Any technical author who has experience in the preparation of technical documentation will appreciate the problems that arise when trying to select the right words. Do you start, commence, begin, or initiate an action? Not a problem to a reader whose mother tongue is English, but to the rest of the world it can be confusing to use more than one word for the same meaning.
Throughout the centuries there have been numerous proposals to reform the English language. Even in the United States the Simplified Spelling Board was set up to try to come to terms with a much simpler form of English. Mr Al Morin the former chairman of the American Simplified English committee said:
“The problems of publishing technical information are probably more diverse than those of any other publishing process. Not only is the information itself expanding at a tremendous rate, but it can come from diverse sources, such as the engineer who creates the product to the people who manufacture, inspect, service, and use it. All these people write and they all write to convey, often complex, information. The basic purpose of all writing is to get a message across to the reader: it must convey exact meaning. To serve this purpose well, it must be capable of being easily read and easily understood.”
More often than not, writing does get the intended message across but there are occasions when even the largest companies can fail.
The aerospace industry is one industry where the need for a standardisation of language was necessary. As English has been the official language of aviation since 1948, and since then many technical authors and translators, of many nationalities, have been busy either composing text in English or translating it into English. Consequently, all these people worked without any form of common standard of a form of controlled English that they could use based around a specific technical dictionary.
Therefore with this in mind, the major airlines within the aerospace industry, identified the need for a clear communication of complex maintenance data with some form of technical English.
In the late 1970’s the Association of European Airlines (AEA) asked the European Aviation Industry Association – Association Europeenne des Constructeurs de Materiel Aerospatial (AECMA) to apply a form of basic English to future documentation.
As a result the AECMA documentation working group was set up. The working group researched all the procedural text within the existing manuals and came up with its initial suggestions for improvement. The initial suggestions had highlighted the need to rationalise the number of verbs that were originally used. A list of recommended verbs and a draft set of writing rules were published in 1983. These rules give the guide-lines for the construction of sentences, paragraphs and the use of punctuation. In 1984 similar exercises took place to select nouns, adjectives, adverbs and prepositions.
When the study group had completed their research the AECMA simplified English version became a standard for the aerospace industry to use for all their technical documentation.

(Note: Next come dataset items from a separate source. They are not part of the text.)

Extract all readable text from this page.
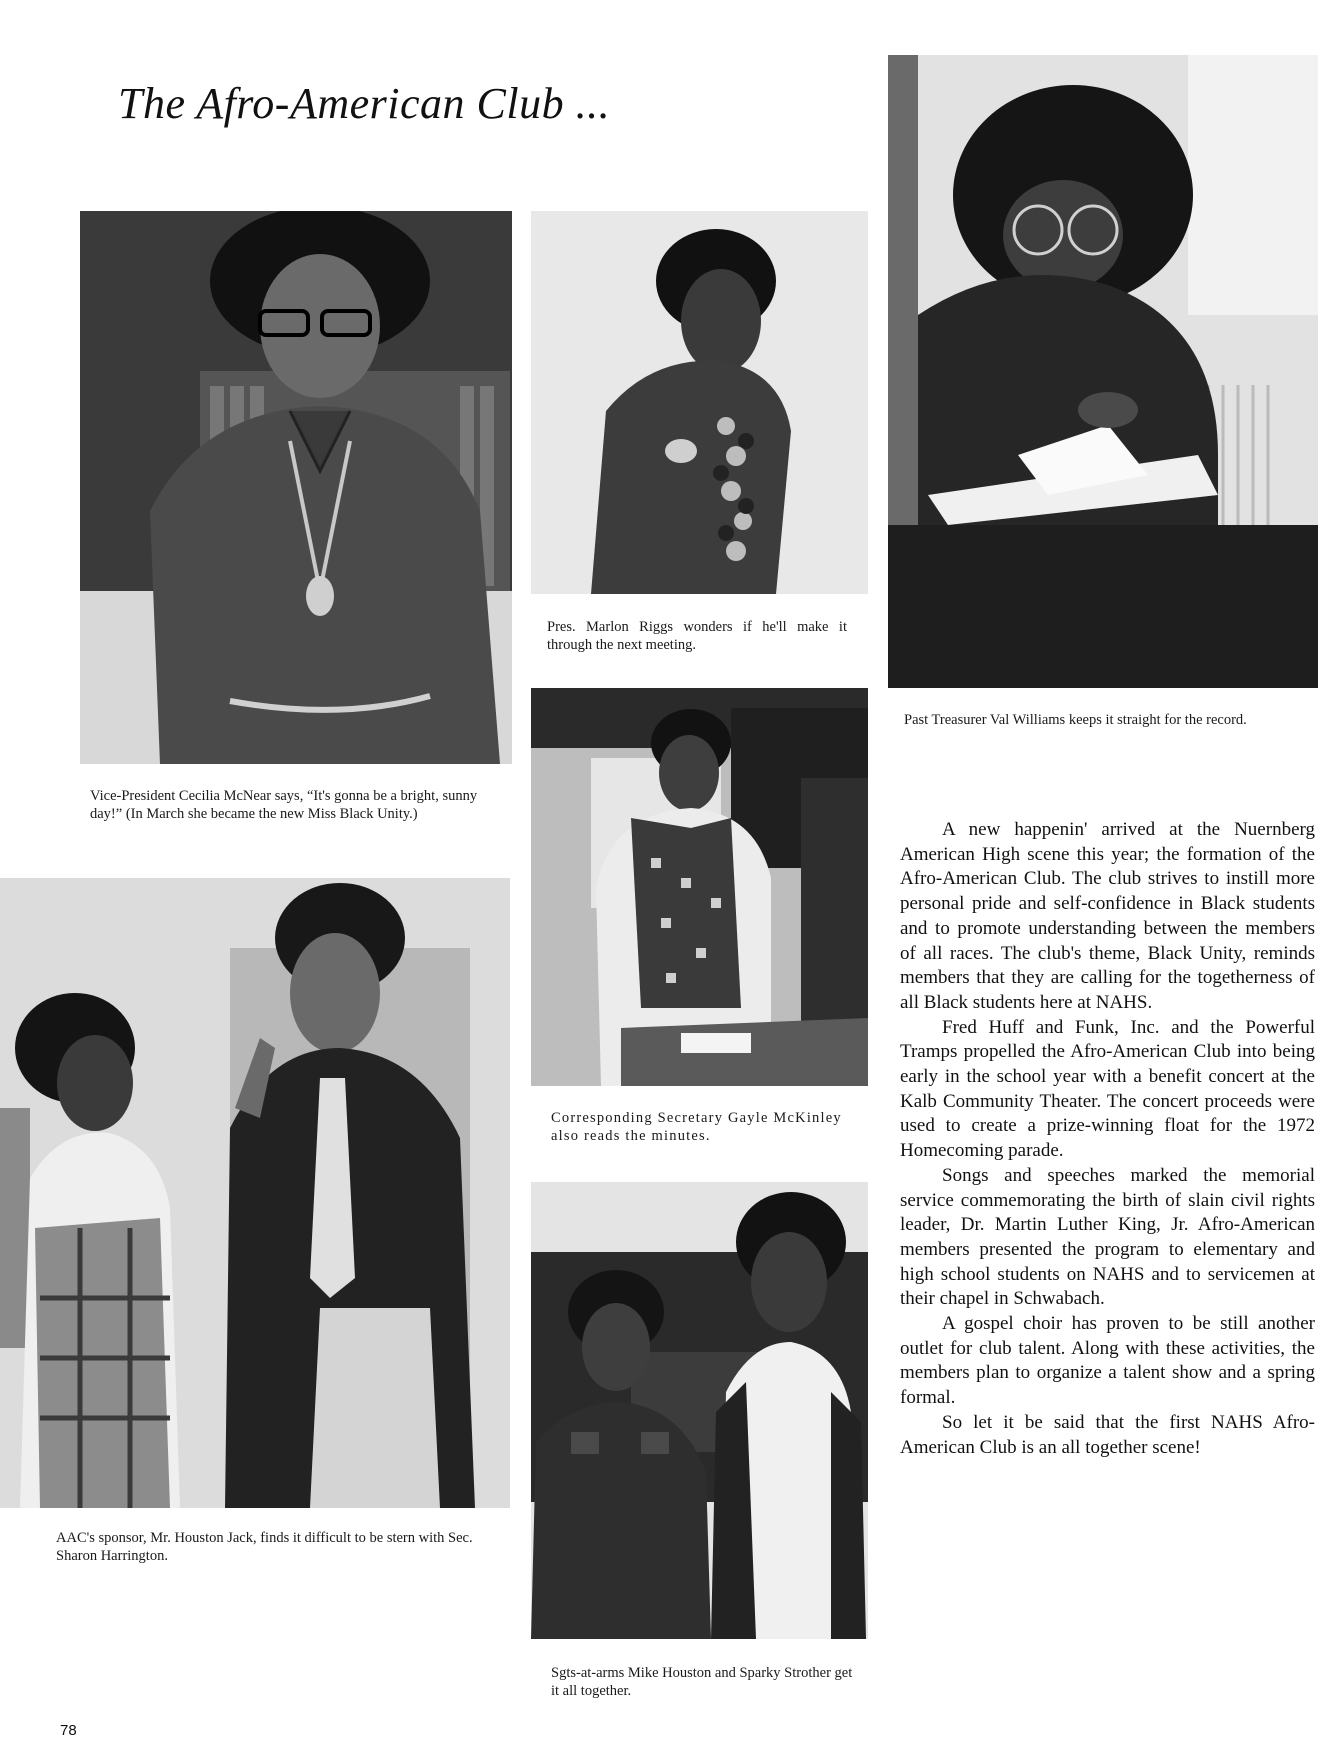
The Afro-American Club ...

Vice-President Cecilia McNear says, “It's gonna be a bright, sunny day!” (In March she became the new Miss Black Unity.)

Pres. Marlon Riggs wonders if he'll make it through the next meeting.

Past Treasurer Val Williams keeps it straight for the record.

Corresponding Secretary Gayle McKinley also reads the minutes.

AAC's sponsor, Mr. Houston Jack, finds it difficult to be stern with Sec. Sharon Harrington.

Sgts-at-arms Mike Houston and Sparky Strother get it all together.

A new happenin' arrived at the Nuernberg American High scene this year; the formation of the Afro-American Club. The club strives to instill more personal pride and self-confidence in Black students and to promote understanding between the members of all races. The club's theme, Black Unity, reminds members that they are calling for the togetherness of all Black students here at NAHS.

Fred Huff and Funk, Inc. and the Powerful Tramps propelled the Afro-American Club into being early in the school year with a benefit concert at the Kalb Community Theater. The concert proceeds were used to create a prize-winning float for the 1972 Homecoming parade.

Songs and speeches marked the memorial service commemorating the birth of slain civil rights leader, Dr. Martin Luther King, Jr. Afro-American members presented the program to elementary and high school students on NAHS and to servicemen at their chapel in Schwabach.

A gospel choir has proven to be still another outlet for club talent. Along with these activities, the members plan to organize a talent show and a spring formal.

So let it be said that the first NAHS Afro-American Club is an all together scene!

78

Simplified English had an earlier predecessor in the form of the limited word technical dictionary that was developed by McDonnell Douglas in 1979. The dictionary included 1,952 preferred words from the McDonnell Douglas technical manuals.
Prior to McDonnell Douglas the Caterpillar Tractor Company realised in 1971 that they had been struggling with the problems of communicating technical information to their non-English speaking distributors and customers. The company at the time had more than 20,000 publications that needed to be understood by people speaking a lot of different languages. Caterpillar Fundamental English, which was again a limited vocabulary was introduced. Caterpillar evaluated and rejected Basic English and Esperanto, because of their limited technical vocabularies, before deciding to develop Fundamental English.